Le terre incolte è il nuovo film di Mattia De Pascali (McBetter, Il tuo sepolcro… la nostra alcova) e rappresenta un’interessante incursione in un terreno di mezzo tra il fantasy e il folk horror.
In un paesino del Salento, le cose si fanno cupe quando un ragazzino, Tore (Keoma Vetrano), a caccia con il nonno rinviene il cadavere scarnificato di don Oronzo, il prete del paese. Come se non bastasse, a essere poi massacrati sono proprio Tore e un suo amichetto, che si erano recati di nascosto nel luogo del ritrovamento del primo cadavere. Un’ondata di parossistica superstizione pervade la comunità e porta all’imprigionamento di una donna ritenuta strega (Donatella Reverchon) e ritenuta quindi responsabile degli efferati delitti. Improvvisamente, però, compare un sedicente santo eremita (Fabrizio Pugliese) che - accompagnato dal quello che definisce un cavaliere del Sacro Ordine, vero e proprio braccio armato del Signore - afferma d’essere in grado di liberare la zona dai demoni carnivori che evidentemente la infestano. La popolazione implora il sant’uomo di liberarla dal Male e gli porta delle offerte in cibo a corroborare e dimostrare fattivamente la propria devozione. L’eremita accetta di buon grado le offerte e si addentra nella campagna in compagnia di un paio di paesani appositamente prescelti per portare le provviste. Quando i due paesani non ritornano, Rosa (Paola Medici), sorella di uno di loro, preoccupata chiede a Selvaggia (Denise Cimino), una ragazza indipendente che vive per conto proprio, di aiutarla nella ricerca. Selvaggia accetta, ma vuole che con loro viaggi anche la cosiddetta strega, l’unica che crede capace di capire cosa realmente sta succedendo.
La parte iniziale del film, che dipinge il quadro complessivo del villaggio popolato da bigotti e dominato dalla superstizione, è un po’ laboriosa nel cercare di esporre tematica e personaggi e a tratti è forzatamente sbrigativa e confusa per la necessità di descrivere in poco tempo troppe situazioni narrative e troppi personaggi, lasciati spesso a un bozzettismo schematico non aiutato da interpreti spesso più volenterosi che efficaci. Con l’arrivo, però, dell’eremita e del suo aiutante, il film cambia passo e migliora nettamente la sua esposizione concentrandosi su un aspetto interessante e traendone in pieno gli umori sarcastici, dando spazio a una salutare ambiguità che prelude a uno sviluppo coerente e conseguente che fustiga in modo efficace la comoda credulità e anche la facilità con cui si tende a delegare ad altri la propria salvezza.
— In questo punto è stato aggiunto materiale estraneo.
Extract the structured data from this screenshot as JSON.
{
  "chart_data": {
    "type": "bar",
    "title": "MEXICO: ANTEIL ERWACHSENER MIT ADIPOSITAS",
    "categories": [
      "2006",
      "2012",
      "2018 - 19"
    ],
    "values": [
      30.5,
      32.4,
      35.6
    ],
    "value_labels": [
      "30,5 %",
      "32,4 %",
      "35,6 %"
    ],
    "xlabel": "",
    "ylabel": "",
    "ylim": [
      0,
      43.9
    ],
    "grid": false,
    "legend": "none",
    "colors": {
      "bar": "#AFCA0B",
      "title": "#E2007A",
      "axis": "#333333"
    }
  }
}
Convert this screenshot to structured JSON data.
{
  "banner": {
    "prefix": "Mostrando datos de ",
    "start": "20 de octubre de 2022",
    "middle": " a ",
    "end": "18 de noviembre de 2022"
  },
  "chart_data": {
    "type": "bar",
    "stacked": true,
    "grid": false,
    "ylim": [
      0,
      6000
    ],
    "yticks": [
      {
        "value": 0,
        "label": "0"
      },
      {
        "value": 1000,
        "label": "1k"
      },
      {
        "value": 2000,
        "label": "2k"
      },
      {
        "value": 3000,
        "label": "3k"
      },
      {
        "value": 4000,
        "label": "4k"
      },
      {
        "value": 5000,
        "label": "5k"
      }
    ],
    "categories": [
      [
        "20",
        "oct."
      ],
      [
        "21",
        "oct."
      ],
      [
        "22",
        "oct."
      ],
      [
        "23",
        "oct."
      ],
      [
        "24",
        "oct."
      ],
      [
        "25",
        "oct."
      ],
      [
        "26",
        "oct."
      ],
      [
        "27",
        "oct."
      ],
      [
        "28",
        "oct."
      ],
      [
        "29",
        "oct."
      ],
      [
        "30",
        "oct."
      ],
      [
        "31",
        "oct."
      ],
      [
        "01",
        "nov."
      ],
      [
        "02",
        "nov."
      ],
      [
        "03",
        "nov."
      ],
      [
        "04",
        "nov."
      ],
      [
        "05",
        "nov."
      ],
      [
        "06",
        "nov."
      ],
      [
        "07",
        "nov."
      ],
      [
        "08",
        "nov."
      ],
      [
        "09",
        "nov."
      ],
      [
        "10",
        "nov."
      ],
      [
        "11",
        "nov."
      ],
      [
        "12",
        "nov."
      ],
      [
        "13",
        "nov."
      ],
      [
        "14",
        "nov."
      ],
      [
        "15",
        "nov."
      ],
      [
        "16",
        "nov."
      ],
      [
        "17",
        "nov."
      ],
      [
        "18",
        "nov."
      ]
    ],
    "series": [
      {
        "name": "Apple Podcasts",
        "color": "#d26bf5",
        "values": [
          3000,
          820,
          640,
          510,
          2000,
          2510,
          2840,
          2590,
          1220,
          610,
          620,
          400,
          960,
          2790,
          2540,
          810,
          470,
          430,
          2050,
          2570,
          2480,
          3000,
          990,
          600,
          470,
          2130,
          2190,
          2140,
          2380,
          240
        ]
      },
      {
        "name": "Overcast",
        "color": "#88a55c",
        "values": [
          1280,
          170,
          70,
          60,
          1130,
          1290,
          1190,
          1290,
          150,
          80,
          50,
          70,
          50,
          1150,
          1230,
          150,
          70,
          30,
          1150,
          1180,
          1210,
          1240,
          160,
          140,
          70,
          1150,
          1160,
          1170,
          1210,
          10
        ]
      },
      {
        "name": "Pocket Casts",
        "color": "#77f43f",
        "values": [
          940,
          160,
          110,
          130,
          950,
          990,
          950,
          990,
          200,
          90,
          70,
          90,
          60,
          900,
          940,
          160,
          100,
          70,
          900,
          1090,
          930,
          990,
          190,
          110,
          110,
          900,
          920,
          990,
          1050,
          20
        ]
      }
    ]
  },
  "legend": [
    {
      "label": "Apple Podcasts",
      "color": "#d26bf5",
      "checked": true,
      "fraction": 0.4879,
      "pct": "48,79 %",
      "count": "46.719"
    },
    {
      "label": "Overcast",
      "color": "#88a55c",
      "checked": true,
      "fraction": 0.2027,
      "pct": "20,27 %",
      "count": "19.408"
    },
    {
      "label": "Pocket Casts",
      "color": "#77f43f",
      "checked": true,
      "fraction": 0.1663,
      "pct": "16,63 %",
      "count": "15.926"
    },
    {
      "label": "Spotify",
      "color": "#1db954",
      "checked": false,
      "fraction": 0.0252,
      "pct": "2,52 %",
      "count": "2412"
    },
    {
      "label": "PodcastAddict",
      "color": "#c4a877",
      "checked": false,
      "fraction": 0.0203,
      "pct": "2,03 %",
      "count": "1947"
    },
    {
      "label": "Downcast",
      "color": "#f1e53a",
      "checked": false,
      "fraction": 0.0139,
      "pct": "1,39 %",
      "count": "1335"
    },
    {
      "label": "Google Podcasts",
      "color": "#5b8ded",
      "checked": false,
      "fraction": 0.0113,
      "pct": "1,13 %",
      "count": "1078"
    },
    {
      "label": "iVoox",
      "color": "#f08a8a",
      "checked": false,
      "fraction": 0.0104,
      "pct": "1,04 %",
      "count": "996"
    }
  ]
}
Oltre a ricordarci che i lupi arrivano spesso vestiti come agnelli e che a volte Satana viene come uomo di pace.
Da lì in poi, dopo aver giocato per un po’ con le attese e con le aspettative, il film assume una interessante deriva fantasy e, con i toni della favola macabra, si concentra su pochi personaggi, azzeccati, lungo un percorso narrativo lineare e coeso, ben sostenuto dalla raffinatezza delle immagini e dalle musiche suggestive e appropriate di Francesco De Donatis. Il terzetto di improbabili “eroine”, ciascuna con una propria motivazione, che si mette all’inseguimento del duo malefico finendo con l’arrivare nelle misteriose e temute “terre incolte” è tratteggiato in modo originale ed efficace. Denise Cimino impersona con vivacità e atletismo una outsider che vive volontariamente al di fuori di una comunità della quale non apprezza evidentemente modi e convinzioni. Paola Medici delinea con simpatia la figura di una sorella pronta a tutto pur di recuperare il fratellone pavido. Donatella Reverchon è particolarmente espressiva nel ruolo della reietta, ma una notevole figura la fanno anche Fabrizio Pugliese come eremita astuto e doppio e Fabrizio La Monica (regista in proprio di film interessanti come Dio non ti odia), che dà la giusta fisicità al suo forzuto assistente.
La parte conclusiva, in cui entriamo nelle terre incolte e vediamo cosa contengono, si chiude su una nota adeguatamente enigmatica e simbolica dopo aver recuperato per qualche momento inclinazioni puramente orrorifiche.